The Books That shape Ssebunjo’s music


By Beatrice Lamwaka

Joel Ssebunjo is a World Music Artist and pan African advocate. He has travelled globally, met and performed alongside legendary artistes like Youssou N’dour, Salif Keita, Miriam Makeba, Oliver Mtukudzi, Didier Awadi, and many more. He spoke to Beatrice Lamwaka about the influence of books on his music.

What kind of books do you read?
I read books whose content circulates around arts and culture of Africa: ideologies, philosophies, among others. I read books that centre on contemporary Africa.

Which books have influenced your music?
My music is influenced by West African music. The first books that I read were African Music from the Source of the Nile by Joseph Kyagambiddwa and The Soul of Mbira: Music and Traditions of the Shona People of Zimbabwe by Paul F. Berliner. I have also read Mande Music: Traditional and Modern Music of the Maninka and Mandinka of Western Africa by Eric Charry. In this book, Charry writes about the music cultures in Mali, Guinea, Senegal, and the Gambia. He focuses on the Mande music and how each evolved, the types of instruments used, and the major artists.

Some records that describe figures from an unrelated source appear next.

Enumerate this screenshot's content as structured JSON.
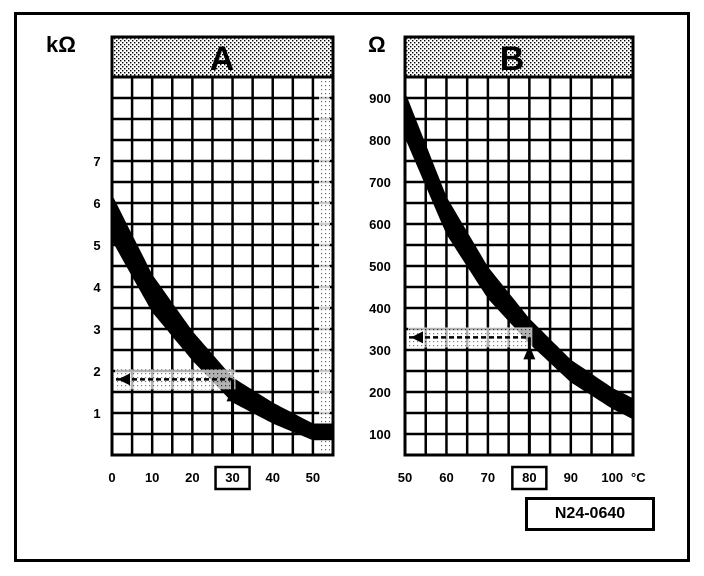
{
  "figure_ref": "N24-0640",
  "chart_data": [
    {
      "type": "area",
      "title": "A",
      "ylabel": "kΩ",
      "xlabel": "",
      "xlim": [
        0,
        55
      ],
      "ylim": [
        0,
        9
      ],
      "xticks": [
        "0",
        "10",
        "20",
        "30",
        "40",
        "50"
      ],
      "yticks": [
        "1",
        "2",
        "3",
        "4",
        "5",
        "6",
        "7"
      ],
      "grid": true,
      "band_center": {
        "x": [
          0,
          10,
          20,
          30,
          40,
          50
        ],
        "y": [
          5.65,
          3.85,
          2.6,
          1.55,
          1.0,
          0.55
        ]
      },
      "band_halfwidth": {
        "x": [
          0,
          10,
          20,
          30,
          40,
          50
        ],
        "y": [
          0.55,
          0.45,
          0.35,
          0.3,
          0.25,
          0.2
        ]
      },
      "reading": {
        "x": 30,
        "y": 1.8
      },
      "highlight_tick": "30"
    },
    {
      "type": "area",
      "title": "B",
      "ylabel": "Ω",
      "xlabel": "°C",
      "xlim": [
        50,
        105
      ],
      "ylim": [
        50,
        950
      ],
      "xticks": [
        "50",
        "60",
        "70",
        "80",
        "90",
        "100"
      ],
      "yticks": [
        "100",
        "200",
        "300",
        "400",
        "500",
        "600",
        "700",
        "800",
        "900"
      ],
      "grid": true,
      "band_center": {
        "x": [
          50,
          60,
          70,
          80,
          90,
          100,
          105
        ],
        "y": [
          860,
          620,
          460,
          345,
          250,
          185,
          160
        ]
      },
      "band_halfwidth": {
        "x": [
          50,
          60,
          70,
          80,
          90,
          100,
          105
        ],
        "y": [
          55,
          45,
          38,
          30,
          27,
          25,
          25
        ]
      },
      "reading": {
        "x": 80,
        "y": 330
      },
      "highlight_tick": "80"
    }
  ]
}
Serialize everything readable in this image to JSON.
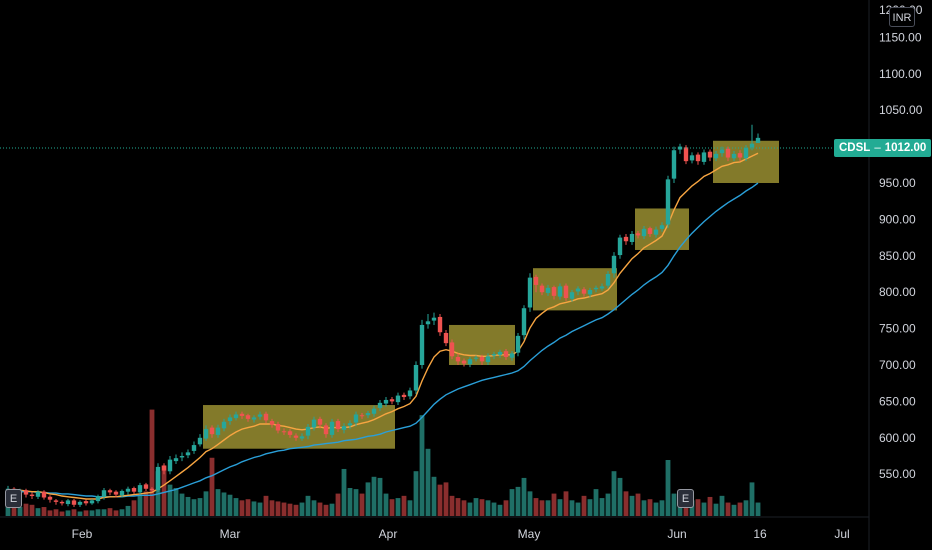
{
  "header": {
    "currency": "INR",
    "top_price_partial": "1200.00"
  },
  "last_price": {
    "symbol": "CDSL",
    "separator": "–",
    "value": "1012.00"
  },
  "event_markers": [
    "E",
    "E"
  ],
  "colors": {
    "background": "#000000",
    "up": "#26a69a",
    "down": "#ef5350",
    "volume_up": "#1f6f66",
    "volume_down": "#8a2e2e",
    "ema_fast": "#f7a541",
    "ema_slow": "#2a9fd8",
    "highlight_box": "#b5a93a",
    "axis_text": "#d1d4dc"
  },
  "chart_data": {
    "type": "candlestick",
    "symbol": "CDSL",
    "currency": "INR",
    "last_price": 1012,
    "y_ticks": [
      550,
      600,
      650,
      700,
      750,
      800,
      850,
      900,
      950,
      1000,
      1050,
      1100,
      1150
    ],
    "y_tick_labels": [
      "550.00",
      "600.00",
      "650.00",
      "700.00",
      "750.00",
      "800.00",
      "850.00",
      "900.00",
      "950.00",
      "1000.00",
      "1050.00",
      "1100.00",
      "1150.00"
    ],
    "ylim": [
      515,
      1200
    ],
    "x_labels": [
      "Feb",
      "Mar",
      "Apr",
      "May",
      "Jun",
      "16",
      "Jul"
    ],
    "grid": false,
    "series": [
      {
        "name": "price",
        "kind": "candles",
        "close": [
          530,
          525,
          528,
          522,
          520,
          526,
          518,
          515,
          512,
          510,
          514,
          508,
          512,
          510,
          514,
          520,
          528,
          525,
          522,
          527,
          530,
          526,
          535,
          530,
          528,
          560,
          555,
          570,
          572,
          575,
          580,
          590,
          600,
          612,
          605,
          614,
          622,
          628,
          632,
          630,
          626,
          628,
          632,
          624,
          618,
          610,
          608,
          604,
          600,
          602,
          615,
          625,
          618,
          605,
          622,
          612,
          616,
          620,
          632,
          630,
          634,
          640,
          648,
          652,
          650,
          658,
          656,
          665,
          700,
          755,
          760,
          765,
          745,
          730,
          712,
          705,
          702,
          708,
          710,
          705,
          712,
          715,
          718,
          711,
          716,
          740,
          778,
          820,
          810,
          800,
          806,
          795,
          808,
          792,
          800,
          805,
          798,
          803,
          806,
          808,
          825,
          850,
          875,
          870,
          880,
          878,
          887,
          880,
          886,
          892,
          955,
          995,
          1000,
          980,
          988,
          980,
          992,
          985,
          990,
          996,
          985,
          990,
          985,
          998,
          1004,
          1012
        ],
        "open": [
          525,
          530,
          524,
          528,
          522,
          519,
          526,
          519,
          514,
          512,
          509,
          514,
          508,
          513,
          510,
          513,
          519,
          528,
          526,
          521,
          526,
          531,
          525,
          536,
          530,
          528,
          562,
          554,
          568,
          573,
          576,
          582,
          591,
          599,
          614,
          604,
          613,
          623,
          627,
          633,
          631,
          625,
          629,
          633,
          623,
          619,
          609,
          609,
          603,
          599,
          603,
          614,
          626,
          617,
          604,
          623,
          611,
          617,
          621,
          631,
          631,
          633,
          641,
          647,
          653,
          649,
          659,
          657,
          665,
          700,
          756,
          761,
          766,
          744,
          731,
          711,
          706,
          701,
          709,
          711,
          704,
          713,
          714,
          719,
          710,
          717,
          741,
          779,
          821,
          809,
          799,
          807,
          794,
          809,
          791,
          801,
          804,
          797,
          804,
          805,
          809,
          826,
          851,
          876,
          869,
          881,
          877,
          888,
          879,
          887,
          893,
          956,
          996,
          999,
          981,
          989,
          979,
          993,
          984,
          991,
          997,
          984,
          991,
          984,
          999,
          1005
        ],
        "high": [
          534,
          532,
          530,
          530,
          525,
          528,
          528,
          521,
          516,
          514,
          516,
          516,
          514,
          515,
          516,
          522,
          531,
          530,
          528,
          529,
          533,
          533,
          538,
          538,
          532,
          565,
          565,
          575,
          577,
          580,
          584,
          595,
          605,
          617,
          617,
          618,
          626,
          632,
          636,
          636,
          633,
          631,
          636,
          636,
          626,
          622,
          613,
          612,
          606,
          606,
          619,
          629,
          629,
          620,
          626,
          626,
          620,
          624,
          636,
          634,
          637,
          644,
          652,
          656,
          656,
          662,
          662,
          669,
          705,
          762,
          770,
          772,
          770,
          748,
          735,
          716,
          709,
          711,
          713,
          714,
          716,
          718,
          721,
          722,
          719,
          744,
          782,
          826,
          824,
          812,
          810,
          809,
          812,
          812,
          803,
          808,
          807,
          806,
          809,
          812,
          829,
          855,
          879,
          880,
          884,
          884,
          891,
          890,
          890,
          896,
          960,
          1000,
          1004,
          1002,
          992,
          992,
          996,
          996,
          994,
          1000,
          1000,
          994,
          995,
          1002,
          1030,
          1018
        ],
        "low": [
          521,
          521,
          520,
          518,
          516,
          516,
          515,
          511,
          508,
          507,
          506,
          505,
          505,
          507,
          508,
          510,
          515,
          521,
          518,
          518,
          522,
          523,
          522,
          527,
          525,
          525,
          550,
          550,
          564,
          568,
          572,
          578,
          588,
          596,
          600,
          600,
          609,
          618,
          624,
          626,
          622,
          621,
          625,
          620,
          614,
          606,
          604,
          600,
          596,
          596,
          598,
          610,
          613,
          600,
          600,
          608,
          606,
          612,
          616,
          626,
          627,
          629,
          637,
          643,
          646,
          645,
          652,
          653,
          660,
          695,
          750,
          755,
          740,
          726,
          708,
          700,
          698,
          697,
          705,
          700,
          700,
          708,
          710,
          707,
          706,
          712,
          735,
          773,
          800,
          796,
          795,
          790,
          790,
          788,
          787,
          796,
          794,
          793,
          800,
          802,
          805,
          820,
          846,
          865,
          865,
          874,
          873,
          876,
          875,
          883,
          888,
          950,
          990,
          976,
          977,
          975,
          975,
          980,
          980,
          986,
          980,
          980,
          980,
          980,
          995,
          1005
        ]
      },
      {
        "name": "volume",
        "kind": "volume",
        "values": [
          12,
          9,
          8,
          11,
          10,
          7,
          8,
          5,
          6,
          4,
          5,
          6,
          4,
          5,
          5,
          6,
          6,
          7,
          5,
          6,
          9,
          14,
          18,
          22,
          95,
          40,
          45,
          28,
          25,
          20,
          17,
          15,
          16,
          22,
          52,
          24,
          21,
          19,
          16,
          14,
          15,
          13,
          12,
          18,
          14,
          13,
          12,
          11,
          10,
          12,
          18,
          14,
          12,
          10,
          11,
          20,
          42,
          25,
          24,
          20,
          30,
          35,
          34,
          20,
          15,
          16,
          18,
          14,
          40,
          90,
          60,
          35,
          28,
          30,
          18,
          16,
          14,
          12,
          16,
          15,
          14,
          12,
          10,
          14,
          24,
          26,
          34,
          22,
          16,
          14,
          14,
          20,
          15,
          22,
          14,
          12,
          18,
          15,
          24,
          16,
          20,
          40,
          34,
          22,
          18,
          20,
          14,
          15,
          12,
          14,
          50,
          20,
          18,
          20,
          14,
          15,
          12,
          17,
          11,
          18,
          12,
          10,
          12,
          14,
          30,
          12
        ]
      },
      {
        "name": "ema_fast",
        "kind": "line",
        "values": [
          528,
          528,
          528,
          527,
          526,
          526,
          525,
          523,
          522,
          520,
          519,
          518,
          517,
          516,
          516,
          516,
          518,
          519,
          519,
          520,
          521,
          522,
          523,
          524,
          525,
          530,
          535,
          541,
          547,
          553,
          559,
          566,
          573,
          581,
          585,
          591,
          597,
          603,
          608,
          612,
          614,
          616,
          619,
          619,
          619,
          617,
          616,
          614,
          612,
          611,
          612,
          614,
          615,
          613,
          614,
          614,
          614,
          615,
          618,
          620,
          622,
          625,
          629,
          633,
          636,
          640,
          643,
          647,
          657,
          678,
          696,
          711,
          719,
          721,
          719,
          716,
          714,
          713,
          713,
          712,
          712,
          713,
          714,
          714,
          714,
          719,
          732,
          751,
          764,
          771,
          777,
          780,
          784,
          786,
          788,
          791,
          792,
          794,
          796,
          798,
          803,
          813,
          826,
          836,
          846,
          853,
          861,
          866,
          871,
          877,
          893,
          913,
          930,
          938,
          946,
          952,
          959,
          963,
          968,
          973,
          975,
          978,
          979,
          983,
          987,
          991
        ]
      },
      {
        "name": "ema_slow",
        "kind": "line",
        "values": [
          527,
          527,
          526,
          526,
          526,
          525,
          525,
          524,
          524,
          523,
          523,
          522,
          521,
          520,
          520,
          519,
          519,
          519,
          519,
          519,
          520,
          520,
          521,
          521,
          521,
          523,
          525,
          527,
          529,
          532,
          535,
          538,
          541,
          545,
          548,
          552,
          556,
          560,
          563,
          567,
          570,
          573,
          575,
          578,
          580,
          582,
          583,
          585,
          586,
          587,
          588,
          590,
          591,
          592,
          593,
          594,
          596,
          597,
          598,
          600,
          602,
          603,
          605,
          608,
          610,
          612,
          614,
          616,
          620,
          628,
          637,
          646,
          653,
          659,
          663,
          667,
          670,
          673,
          676,
          679,
          681,
          683,
          685,
          687,
          689,
          692,
          698,
          706,
          713,
          720,
          726,
          731,
          737,
          741,
          746,
          750,
          754,
          758,
          762,
          765,
          770,
          776,
          783,
          790,
          797,
          803,
          810,
          816,
          821,
          827,
          837,
          850,
          862,
          872,
          881,
          889,
          897,
          904,
          911,
          917,
          923,
          928,
          933,
          939,
          944,
          950
        ]
      }
    ],
    "highlight_ranges": [
      {
        "from": 33,
        "to": 64,
        "low": 585,
        "high": 645
      },
      {
        "from": 74,
        "to": 84,
        "low": 700,
        "high": 755
      },
      {
        "from": 88,
        "to": 101,
        "low": 775,
        "high": 833
      },
      {
        "from": 105,
        "to": 113,
        "low": 858,
        "high": 915
      },
      {
        "from": 118,
        "to": 128,
        "low": 950,
        "high": 1008
      }
    ]
  }
}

Which books have you received as gifts?
The Koran. I am interested in Islam as an aspect of life; the lifestyle, brotherhood, praying five times a day. One can discover the beauty of Islam when one lives in a Muslim country like Djibouti. Sundiata: An Epic of Old Mali by D. T. Niane in French. I read French books to practice my French. The Challenge for Africa by Wangari Maathai which points at the challenges Africa faces and directions Africans should take for a better Africa.

You travel a lot to perform your music, which books were you glad you read before you reached your destination?
I was glad that I had read Mande Music: Traditional and Modern Music of the Maninka and Mandinka of Western Africa by Eric Charry when I lived in Dakar, Senegal. The book initiated me to working with West African musicians. I had prior knowledge of West African music and musicians. It was my user guide when I lived in Dakar.

What lessons have you learnt in the books that you have read?
There is a lot that has been written in books, it is only when you read them that you will gain the experience, have a wider view of the world, enrich yourself with that information and learn to appreciate the world better. Otherwise your world will always be small. I am who I am today because of the books that I have read. I have learned to appreciate Africa and music better from reading.